As for the ballyhooed revolution in treatment represented by psychoactive drugs:
The three studies [CATIE, STAR*D, STEP-BD], reportedly costing taxpayers over $100 million, … showed unambiguously that drugs do not make most people considered psychiatrically impaired significantly better for any sustained period of time. Since the studies appeared, mainstream popular and professional reactions suggest that the demonstration has been absorbed, digested, and recycled like every such negative finding over the past sixty years: it appears to have made only a tiny dent in the myth of psychiatric progress [220].
Placebos turn out to be nearly as effective as those very fancy and expensive drugs, whose adverse effects often make it impossible for patients to continue taking them, even if they worked:
But even if we stick to the placebo effect as traditionally defined in drug trials (the measurable therapeutic changes induced by pharmacologically inactive or inert substances), we may consider the conclusion reached by psychologists Seymour Fisher and Roger Greenberg.  After one of the most insightful, restrained, and evidence-informed reviews in the entire literature on antipsychotics, stimulants, antidepressants, and anxiolytics, these two authors stated, “that when proper controls are introduced [in research studies] the differences in therapeutic power between the active drugs and placebos largely recede” (1997, p.382).  It is sobering for anyone to reflect that merely introducing “proper controls” in scientific research would doom the modern psychopharmacologic enterprise [232].
And in any case, "… Big Pharma has signaled its withdrawal from psychiatric drugs since most lucrative patents from the 1990s are expiring or have expired" (317).
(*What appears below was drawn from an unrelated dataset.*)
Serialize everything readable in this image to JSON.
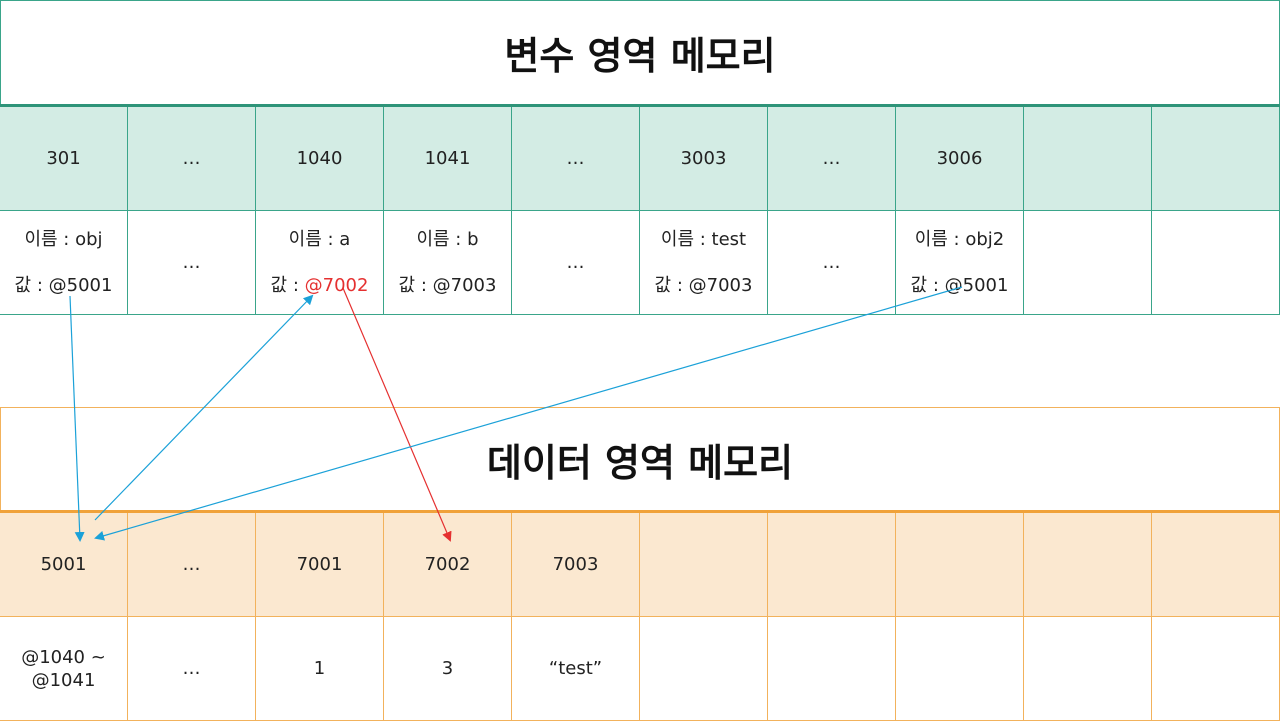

This doesn't mean that mental health professionals never do their patients any good: the subject here is their overall track record.  Here's where I regard Stuart, Gomory and Cohen with the same skepticism I direct at Allen Frances.  "People who are distressed or misbehaving can be helped without inferring some, as yet undiscovered, neurological defects," they write (321), but I'm not clear on how those distressed people can be helped.  I hope they can, but mostly the help seems to boil down to the ancient Hippocratic injunction, First, do no harm.  Even that has been often beyond the power of the mental health professions.  To say that isn't to deny that people suffer, or make other people suffer: of course they do.  But to admit that doesn't license any and all clinical interventions on the ground that we've got to do something.  Not doing something upsets many people, but sometimes nothing is the best you can do.